Perhaps, as his wife says, “Sixteen years ago my husband went for a massage at a massage clinic that is registered with the city of Toronto. He exercises regularly; he was and remains in great shape and he needed a massage.” Or perhaps Olivia Chow’s desire for vicarious power is sufficient to temper her outrage at her husband’s desire to graze in other pastures – publicly, at least.

Lefties, eat your hearts out

According to the Huffington Post, out of the top 30 cable news programs, the first eleven places are occupied by Fox News. And number 10 is a repeat of number one, The O’Reilly Factor, at a different time.

 

  1. The O’Reilly Factor
  2. Special Report With Bret Baier
  3. Hannity
  4. Glenn Beck
  5. Fox Report With Shepard Smith
  6. On The Record With Greta Van Susteren
  7. Your World With Neil Cavuto
  8. America’s Newsroom
  9. Studio B
  10. The O’Reilly Factor (11:00 p.m. repeat)
  11. America Live
  12. The Rachel Maddow Show
  13. Happening Now
  14. The Last Word With Lawrence O’Donnell
  15. Fox & Friends
  16. Anderson Cooper 360 (10:00 p.m.)
  17. The Ed Show
  18. Piers Morgan Tonight
  19. Hardball With Chris Matthews
  20. The Situation Room
  21. Parker Spitzer
  22. Nancy Grace
  23. Anderson Cooper 360 (11:00 p.m.)
  24. John King USA
  25. CNN Newsroom
  26. The Last Word With Lawrence O’Donnell (11:00 p.m. repeat)
  27. Morning Joe
  28. The Daily Rundown
  29. MSNBC Live
  30. Andrea Mitchell Reports

 

Chinese pianist calls Americans “jackals” in a song performed at a White House dinner

It’s all part of the new political civility.

From here:

A Chinese pianist struck a sour note at a White House state dinner with a rendition of a well-known anti-American anthem.

With the Chinese and U.S. presidents among the dozens of dignitaries watching, Lang Lang belted out ‘My Motherland’, the theme tune to the Chinese-made Korean War film ‘Battle on Shangangling Mountain’.

The song has been a propaganda tool in China for decades and includes a disparaging reference to Americans as ‘jackals’ who will be shot with hunting rifles.

You can hardly blame the Chinese for treating the American government like half-witted wimps considering the same government gave a benign nod to the building of a victory mosque on the site of a mass murder committed in the name of Islam.

Here it is:

Some animals are more equal than others

As is often the case with socialism in practice, taking care of the poor ends up turning into taking care of poor me.

From here:

[I]f the attitude of NDP power couple Jack Layton and Olivia Chow is any indication, many MPs still haven’t learned the most important lesson of last spring’s expense controversy: You are not entitled to this money, no questions asked, just because you are an MP.

Last year, Chow claimed $530,000 in expenses, Layton claimed $629,000. Both are above average and a little surprising given that both represent Toronto ridings. Last time I looked, T.O. was not that far from Ottawa. One might be forgiven for thinking it would cost less to ferry Toronto MPs back home as opposed to say, Yellowknife MPs or ones from Labrador. But maybe the short distance prompts them to take more trips back to their constituencies, racking up more expenses.

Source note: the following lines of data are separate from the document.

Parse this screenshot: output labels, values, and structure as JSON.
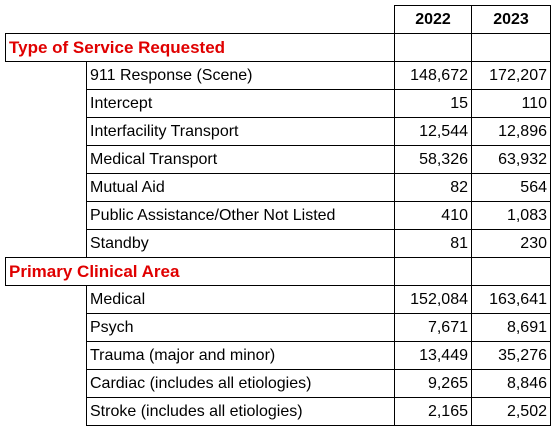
{
  "header": {
    "year_1": "2022",
    "year_2": "2023"
  },
  "sections": [
    {
      "title": "Type of Service Requested",
      "rows": [
        {
          "label": "911 Response (Scene)",
          "v2022": "148,672",
          "v2023": "172,207"
        },
        {
          "label": "Intercept",
          "v2022": "15",
          "v2023": "110"
        },
        {
          "label": "Interfacility Transport",
          "v2022": "12,544",
          "v2023": "12,896"
        },
        {
          "label": "Medical Transport",
          "v2022": "58,326",
          "v2023": "63,932"
        },
        {
          "label": "Mutual Aid",
          "v2022": "82",
          "v2023": "564"
        },
        {
          "label": "Public Assistance/Other Not Listed",
          "v2022": "410",
          "v2023": "1,083"
        },
        {
          "label": "Standby",
          "v2022": "81",
          "v2023": "230"
        }
      ]
    },
    {
      "title": "Primary Clinical Area",
      "rows": [
        {
          "label": "Medical",
          "v2022": "152,084",
          "v2023": "163,641"
        },
        {
          "label": "Psych",
          "v2022": "7,671",
          "v2023": "8,691"
        },
        {
          "label": "Trauma (major and minor)",
          "v2022": "13,449",
          "v2023": "35,276"
        },
        {
          "label": "Cardiac (includes all etiologies)",
          "v2022": "9,265",
          "v2023": "8,846"
        },
        {
          "label": "Stroke (includes all etiologies)",
          "v2022": "2,165",
          "v2023": "2,502"
        }
      ]
    }
  ],
  "colors": {
    "section_title": "#e00000",
    "border": "#000000"
  }
}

Chow’s sensitive, caring-for-the-average-working-stiff response when asked about her above-average expenses? “It’s within the law,” she told the Toronto Star curtly.

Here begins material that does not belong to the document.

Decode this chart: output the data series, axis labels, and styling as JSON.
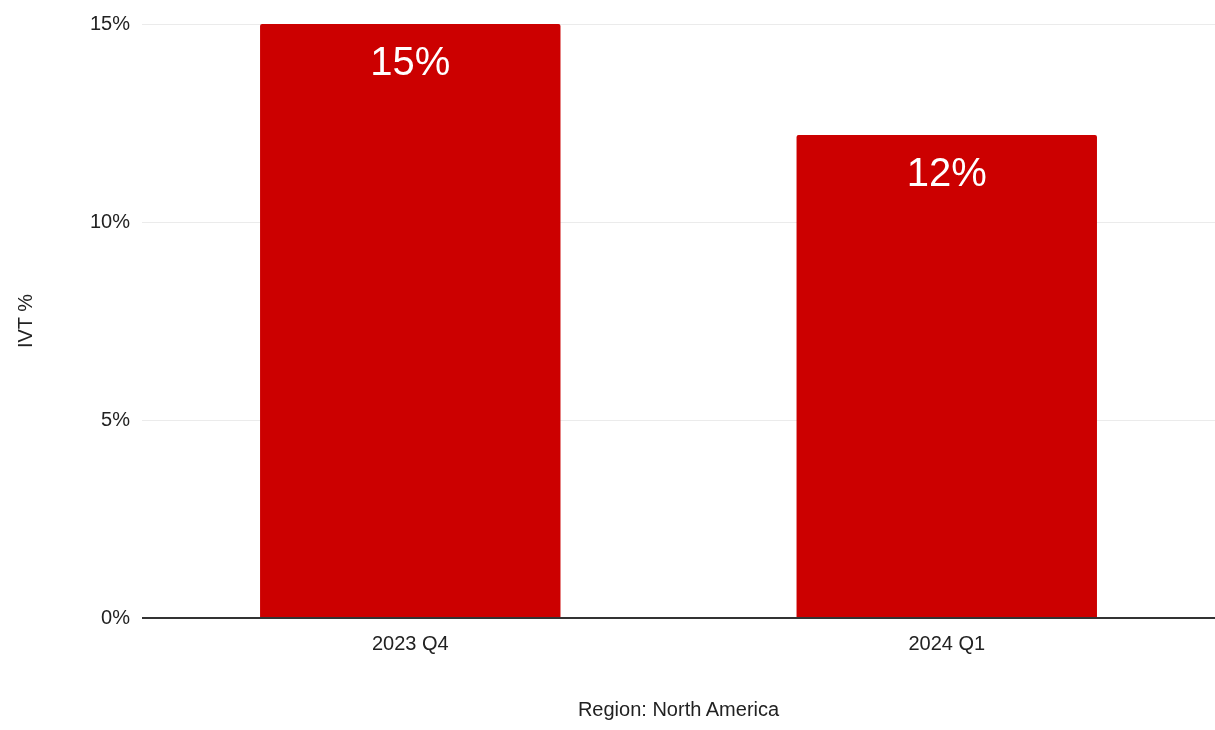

[T]he Layton-Chows act more like the Duke and Duchess of Downtown Toronto. They live more lavishly than the average Conservative or Liberal, then insist we peasants have no right to know more because they are acting “within the law.”

Canada’s new Governor General is Anglican

The Journal reports:

Canada’s next governor general, David Johnston, is a respected academic and lawyer. He is also Anglican.

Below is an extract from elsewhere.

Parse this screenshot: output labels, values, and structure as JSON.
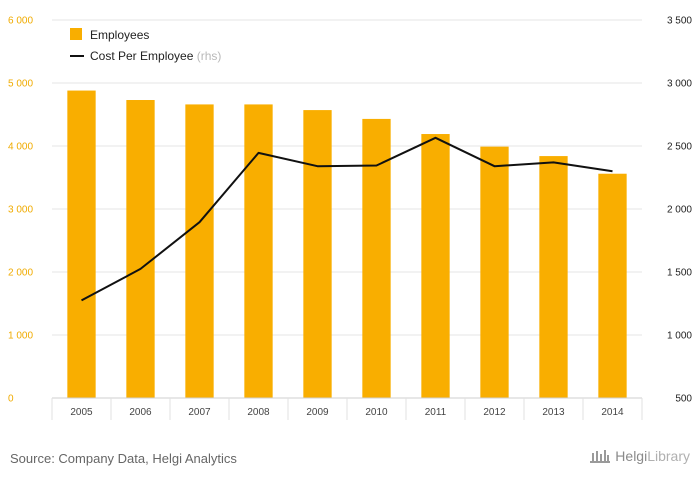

Currently the president and vice-chancellor of the University of Waterloo, Johnston will succeed Governor General Michaelle Jean when her term ends on Oct. 1.

According to the Globe and Mail:

Mr. Johnston combines a mind that has traversed securities law, Quebec separatism and emerging high technologies with the formidable diplomatic skills of someone who has served as president of two universities. And he possesses what is universally described as a personality that combines unaffected warmth with boyish enthusiasm.

He will be guided, as well, by his Anglican faith.

Everything seemed fine up until that last sentence.